一発目の実行は、80%〜90%のデザイン要素がHTMLとCSSを生成してくれました。非常に良い感じです。細かい修正は手動でやったり、追加Promptで対応可能です。詳細は以下のデモ動画をご確認してください。

6. 導入メリットと活用のポイント

  • コーディング作業の大幅な効率化:
    デザインを一から手作業でコーディングする場合と比べ、レイアウトの計算やスタイル書き起こしの時間が短縮されます。結果として実装スピードが向上し、プロジェクトの納期短縮や反復開発が容易になります。
  • デザインとの高い一致度:
    ピクセル単位の余白や色コードのミスを防ぎ、デザインと実装のズレを最小限にできます。Figmaの「ソース・オブ・トゥルース」をそのままコードに落とし込めるため、デザイナーとエンジニア間の認識齟齬も減ります。
  • 反復的な作業の自動化:
    複数の類似コンポーネントを実装する場合でも、AIエージェントが繰り返しのコーディングを代行してくれます。エンジニアは細部の調整やロジック部分に専念でき、生産性が向上します。
  • 学習コストの低減:
    初心者にとっては、完成したデザインをコードでどう表現するかという難所をAIがサポートしてくれます。

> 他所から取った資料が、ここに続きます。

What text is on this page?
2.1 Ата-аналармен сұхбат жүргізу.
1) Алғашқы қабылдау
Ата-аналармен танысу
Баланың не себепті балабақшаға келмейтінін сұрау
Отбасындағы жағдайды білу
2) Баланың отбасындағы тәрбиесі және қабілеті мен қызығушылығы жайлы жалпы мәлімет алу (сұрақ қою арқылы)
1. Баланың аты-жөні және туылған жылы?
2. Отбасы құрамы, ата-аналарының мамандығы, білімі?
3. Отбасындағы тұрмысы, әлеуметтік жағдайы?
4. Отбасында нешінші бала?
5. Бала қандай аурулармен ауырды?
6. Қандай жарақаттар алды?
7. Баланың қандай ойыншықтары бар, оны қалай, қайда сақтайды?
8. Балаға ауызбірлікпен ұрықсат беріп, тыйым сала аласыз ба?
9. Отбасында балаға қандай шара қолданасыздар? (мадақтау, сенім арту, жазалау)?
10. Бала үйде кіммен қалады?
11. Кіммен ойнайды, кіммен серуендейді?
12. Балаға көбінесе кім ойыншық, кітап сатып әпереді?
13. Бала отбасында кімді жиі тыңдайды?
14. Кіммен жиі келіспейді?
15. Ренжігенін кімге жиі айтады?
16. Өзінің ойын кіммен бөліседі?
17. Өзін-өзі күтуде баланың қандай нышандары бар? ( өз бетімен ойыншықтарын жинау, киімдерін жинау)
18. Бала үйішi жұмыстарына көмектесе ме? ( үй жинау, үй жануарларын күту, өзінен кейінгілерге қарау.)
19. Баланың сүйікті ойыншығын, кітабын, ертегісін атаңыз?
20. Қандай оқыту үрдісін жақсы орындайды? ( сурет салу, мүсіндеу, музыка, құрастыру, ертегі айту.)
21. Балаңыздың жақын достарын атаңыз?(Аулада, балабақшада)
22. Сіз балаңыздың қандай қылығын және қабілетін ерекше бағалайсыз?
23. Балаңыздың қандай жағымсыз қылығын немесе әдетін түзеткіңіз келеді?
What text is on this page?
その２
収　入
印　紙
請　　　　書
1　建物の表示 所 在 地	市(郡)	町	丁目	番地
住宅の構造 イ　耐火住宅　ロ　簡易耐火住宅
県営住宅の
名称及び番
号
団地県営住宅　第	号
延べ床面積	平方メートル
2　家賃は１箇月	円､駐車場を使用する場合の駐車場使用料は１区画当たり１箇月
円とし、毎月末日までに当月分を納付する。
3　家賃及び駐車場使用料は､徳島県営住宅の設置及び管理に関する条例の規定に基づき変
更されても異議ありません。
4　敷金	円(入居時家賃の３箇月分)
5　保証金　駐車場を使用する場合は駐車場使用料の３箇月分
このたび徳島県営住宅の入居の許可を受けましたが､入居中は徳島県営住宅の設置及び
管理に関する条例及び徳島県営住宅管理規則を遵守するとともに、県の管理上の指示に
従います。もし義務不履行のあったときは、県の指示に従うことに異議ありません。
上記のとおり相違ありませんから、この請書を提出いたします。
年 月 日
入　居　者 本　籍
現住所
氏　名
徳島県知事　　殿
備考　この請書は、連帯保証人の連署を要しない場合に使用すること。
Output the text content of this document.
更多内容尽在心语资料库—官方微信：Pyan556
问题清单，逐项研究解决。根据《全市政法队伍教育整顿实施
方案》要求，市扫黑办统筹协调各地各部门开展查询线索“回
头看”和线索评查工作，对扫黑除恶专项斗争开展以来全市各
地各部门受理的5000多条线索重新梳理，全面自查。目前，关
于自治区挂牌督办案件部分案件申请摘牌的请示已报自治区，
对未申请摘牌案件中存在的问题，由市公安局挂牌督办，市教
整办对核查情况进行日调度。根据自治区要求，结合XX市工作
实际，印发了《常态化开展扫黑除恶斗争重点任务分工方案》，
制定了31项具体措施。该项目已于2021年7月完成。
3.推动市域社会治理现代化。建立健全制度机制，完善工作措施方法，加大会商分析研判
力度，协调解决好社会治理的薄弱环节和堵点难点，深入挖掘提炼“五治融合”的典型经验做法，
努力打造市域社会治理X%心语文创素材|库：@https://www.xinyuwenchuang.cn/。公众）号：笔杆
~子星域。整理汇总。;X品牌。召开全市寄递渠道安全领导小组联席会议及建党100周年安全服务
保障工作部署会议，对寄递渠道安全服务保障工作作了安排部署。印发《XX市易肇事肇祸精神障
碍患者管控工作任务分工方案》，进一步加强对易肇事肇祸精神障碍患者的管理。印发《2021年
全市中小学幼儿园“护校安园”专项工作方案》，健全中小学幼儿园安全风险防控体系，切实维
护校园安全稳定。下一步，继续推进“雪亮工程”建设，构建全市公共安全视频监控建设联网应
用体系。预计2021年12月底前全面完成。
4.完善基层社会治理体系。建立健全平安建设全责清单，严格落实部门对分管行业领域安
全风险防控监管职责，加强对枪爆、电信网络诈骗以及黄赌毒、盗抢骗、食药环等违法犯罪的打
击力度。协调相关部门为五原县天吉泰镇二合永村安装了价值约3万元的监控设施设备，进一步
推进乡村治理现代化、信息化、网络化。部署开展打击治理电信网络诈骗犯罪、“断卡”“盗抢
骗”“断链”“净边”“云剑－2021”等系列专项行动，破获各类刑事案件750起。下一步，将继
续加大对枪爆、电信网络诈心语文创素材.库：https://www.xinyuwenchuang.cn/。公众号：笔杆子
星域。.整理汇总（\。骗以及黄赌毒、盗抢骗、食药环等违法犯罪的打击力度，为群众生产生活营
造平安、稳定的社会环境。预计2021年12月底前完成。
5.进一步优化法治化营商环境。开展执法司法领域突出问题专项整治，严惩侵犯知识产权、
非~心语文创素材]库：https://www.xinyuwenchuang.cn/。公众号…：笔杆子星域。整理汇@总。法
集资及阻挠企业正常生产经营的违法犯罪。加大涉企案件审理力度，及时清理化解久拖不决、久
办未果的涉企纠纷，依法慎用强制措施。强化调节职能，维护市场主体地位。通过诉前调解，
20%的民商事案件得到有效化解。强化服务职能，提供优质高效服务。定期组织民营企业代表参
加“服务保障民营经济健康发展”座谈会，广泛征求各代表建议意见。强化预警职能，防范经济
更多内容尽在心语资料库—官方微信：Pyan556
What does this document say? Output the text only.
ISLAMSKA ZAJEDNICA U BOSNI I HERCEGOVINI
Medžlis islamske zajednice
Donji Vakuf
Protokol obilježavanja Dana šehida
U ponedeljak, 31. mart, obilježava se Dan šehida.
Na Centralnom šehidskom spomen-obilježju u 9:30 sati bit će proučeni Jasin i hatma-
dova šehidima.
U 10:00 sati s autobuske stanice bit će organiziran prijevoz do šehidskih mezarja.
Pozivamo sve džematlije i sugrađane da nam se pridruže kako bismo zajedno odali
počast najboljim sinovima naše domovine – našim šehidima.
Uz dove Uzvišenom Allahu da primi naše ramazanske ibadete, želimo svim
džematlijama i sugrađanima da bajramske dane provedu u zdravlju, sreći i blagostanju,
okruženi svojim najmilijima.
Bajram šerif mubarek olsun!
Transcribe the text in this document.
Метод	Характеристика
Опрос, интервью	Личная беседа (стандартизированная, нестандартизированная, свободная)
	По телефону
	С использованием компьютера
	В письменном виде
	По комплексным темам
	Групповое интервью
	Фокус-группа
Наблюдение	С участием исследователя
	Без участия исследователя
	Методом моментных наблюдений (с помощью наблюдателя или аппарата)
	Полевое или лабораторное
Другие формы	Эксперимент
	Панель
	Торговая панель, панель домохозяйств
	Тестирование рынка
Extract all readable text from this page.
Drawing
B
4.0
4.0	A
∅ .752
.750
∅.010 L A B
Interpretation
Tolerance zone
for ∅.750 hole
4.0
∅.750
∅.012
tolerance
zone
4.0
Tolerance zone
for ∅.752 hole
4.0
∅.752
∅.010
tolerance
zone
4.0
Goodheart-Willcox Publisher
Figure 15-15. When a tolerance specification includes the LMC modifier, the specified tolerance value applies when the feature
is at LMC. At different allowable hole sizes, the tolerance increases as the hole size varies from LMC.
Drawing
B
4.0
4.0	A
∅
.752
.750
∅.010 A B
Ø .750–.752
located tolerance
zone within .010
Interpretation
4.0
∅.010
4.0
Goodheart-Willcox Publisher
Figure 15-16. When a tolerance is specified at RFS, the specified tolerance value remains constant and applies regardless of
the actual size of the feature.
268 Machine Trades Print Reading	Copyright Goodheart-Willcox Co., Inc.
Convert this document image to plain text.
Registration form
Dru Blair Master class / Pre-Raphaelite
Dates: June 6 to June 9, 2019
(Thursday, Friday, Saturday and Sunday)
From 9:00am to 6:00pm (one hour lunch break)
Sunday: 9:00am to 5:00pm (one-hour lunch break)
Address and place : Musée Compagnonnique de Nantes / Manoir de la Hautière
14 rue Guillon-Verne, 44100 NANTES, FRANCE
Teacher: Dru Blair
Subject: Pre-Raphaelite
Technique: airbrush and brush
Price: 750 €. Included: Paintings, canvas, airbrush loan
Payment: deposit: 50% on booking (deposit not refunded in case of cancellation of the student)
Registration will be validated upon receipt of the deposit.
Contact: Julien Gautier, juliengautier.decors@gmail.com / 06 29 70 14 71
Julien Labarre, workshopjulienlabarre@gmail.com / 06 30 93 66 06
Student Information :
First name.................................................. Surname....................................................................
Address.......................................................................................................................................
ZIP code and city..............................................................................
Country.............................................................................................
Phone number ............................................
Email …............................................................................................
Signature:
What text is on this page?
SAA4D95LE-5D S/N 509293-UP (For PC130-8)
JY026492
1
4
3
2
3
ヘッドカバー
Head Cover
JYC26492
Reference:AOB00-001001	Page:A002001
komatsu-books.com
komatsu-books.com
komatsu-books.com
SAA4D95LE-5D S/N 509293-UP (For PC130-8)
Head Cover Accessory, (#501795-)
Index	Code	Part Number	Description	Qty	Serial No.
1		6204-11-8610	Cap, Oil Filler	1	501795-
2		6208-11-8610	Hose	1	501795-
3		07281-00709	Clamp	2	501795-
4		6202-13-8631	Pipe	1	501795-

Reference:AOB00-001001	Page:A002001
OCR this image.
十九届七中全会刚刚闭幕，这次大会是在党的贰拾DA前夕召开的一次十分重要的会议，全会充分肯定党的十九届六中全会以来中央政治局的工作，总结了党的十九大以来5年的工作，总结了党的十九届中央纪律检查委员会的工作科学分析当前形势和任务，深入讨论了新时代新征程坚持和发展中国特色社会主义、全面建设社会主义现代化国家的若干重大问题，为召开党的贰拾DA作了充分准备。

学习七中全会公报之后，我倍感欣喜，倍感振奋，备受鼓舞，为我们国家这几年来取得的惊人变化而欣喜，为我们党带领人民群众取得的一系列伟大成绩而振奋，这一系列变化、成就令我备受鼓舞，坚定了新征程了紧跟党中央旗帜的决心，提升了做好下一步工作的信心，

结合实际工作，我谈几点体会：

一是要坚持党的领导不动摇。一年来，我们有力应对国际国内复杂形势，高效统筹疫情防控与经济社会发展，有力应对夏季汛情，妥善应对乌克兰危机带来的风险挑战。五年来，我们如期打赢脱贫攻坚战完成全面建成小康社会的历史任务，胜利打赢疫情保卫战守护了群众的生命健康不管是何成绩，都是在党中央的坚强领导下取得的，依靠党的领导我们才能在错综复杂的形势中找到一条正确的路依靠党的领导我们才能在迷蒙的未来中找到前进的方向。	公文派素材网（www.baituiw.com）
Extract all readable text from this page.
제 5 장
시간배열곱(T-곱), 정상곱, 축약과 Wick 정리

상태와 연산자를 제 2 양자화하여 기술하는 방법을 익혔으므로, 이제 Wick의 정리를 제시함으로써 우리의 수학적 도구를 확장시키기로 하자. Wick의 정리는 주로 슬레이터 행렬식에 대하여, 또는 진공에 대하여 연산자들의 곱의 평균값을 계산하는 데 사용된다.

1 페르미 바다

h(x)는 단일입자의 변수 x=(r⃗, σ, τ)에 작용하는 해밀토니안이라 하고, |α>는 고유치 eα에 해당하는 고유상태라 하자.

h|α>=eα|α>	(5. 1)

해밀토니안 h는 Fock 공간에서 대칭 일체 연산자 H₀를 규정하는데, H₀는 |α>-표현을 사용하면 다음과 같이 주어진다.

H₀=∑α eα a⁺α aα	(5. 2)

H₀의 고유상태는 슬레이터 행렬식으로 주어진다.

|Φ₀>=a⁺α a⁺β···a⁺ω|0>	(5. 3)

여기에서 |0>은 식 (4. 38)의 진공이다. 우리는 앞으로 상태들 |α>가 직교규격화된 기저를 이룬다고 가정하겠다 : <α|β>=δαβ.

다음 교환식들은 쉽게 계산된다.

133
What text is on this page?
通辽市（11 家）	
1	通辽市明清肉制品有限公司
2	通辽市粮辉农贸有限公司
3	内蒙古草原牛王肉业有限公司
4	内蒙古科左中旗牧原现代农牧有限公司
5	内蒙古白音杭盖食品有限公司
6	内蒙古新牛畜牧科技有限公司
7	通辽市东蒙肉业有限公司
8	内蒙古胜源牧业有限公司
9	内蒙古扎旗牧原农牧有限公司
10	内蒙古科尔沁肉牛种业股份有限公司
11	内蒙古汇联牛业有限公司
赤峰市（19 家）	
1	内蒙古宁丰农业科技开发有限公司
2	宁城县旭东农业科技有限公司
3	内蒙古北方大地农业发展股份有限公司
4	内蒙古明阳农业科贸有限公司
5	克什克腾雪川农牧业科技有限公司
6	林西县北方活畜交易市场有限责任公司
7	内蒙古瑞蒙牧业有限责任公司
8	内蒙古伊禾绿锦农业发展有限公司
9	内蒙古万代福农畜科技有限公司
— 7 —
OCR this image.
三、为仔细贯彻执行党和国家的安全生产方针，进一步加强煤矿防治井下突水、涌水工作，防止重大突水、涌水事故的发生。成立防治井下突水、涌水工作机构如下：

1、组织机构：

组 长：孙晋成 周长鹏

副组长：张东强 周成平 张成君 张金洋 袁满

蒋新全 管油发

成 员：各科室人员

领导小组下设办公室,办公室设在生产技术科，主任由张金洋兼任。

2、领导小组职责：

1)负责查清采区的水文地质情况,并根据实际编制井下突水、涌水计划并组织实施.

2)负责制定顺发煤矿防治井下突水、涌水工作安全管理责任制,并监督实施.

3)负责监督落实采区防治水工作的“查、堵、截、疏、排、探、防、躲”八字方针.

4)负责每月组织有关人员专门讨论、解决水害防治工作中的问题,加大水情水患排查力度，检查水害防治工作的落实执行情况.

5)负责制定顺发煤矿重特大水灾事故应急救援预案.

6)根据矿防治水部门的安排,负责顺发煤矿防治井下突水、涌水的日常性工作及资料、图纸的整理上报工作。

生成されたコードからベストプラクティスを学ぶこともでき、スタイルガイドに沿ったコーディング習得にも役立ちます。
⚠️ 注意点:
使用するAIモデルやプラットフォーム(OpenAI APIなど)ではトークン長に制限があります。そのため、Figmaの画面が大きく、含まれるコンポーネント数が多い場合、プロンプトが途中で切れて処理できなくなる可能性があります。このような場合は、AIエージェントに画面を部分的に分けて読み込ませながら処理させることで、よりスムーズに対応できます。

7. おわりに

Figma Context MCPとRoo Codeを連携させることで、Figmaデザインからのフロントエンド実装が驚くほどスムーズになります。デザインとコードの間に橋を架けるこの仕組みを活用し、開発効率を最大化しましょう。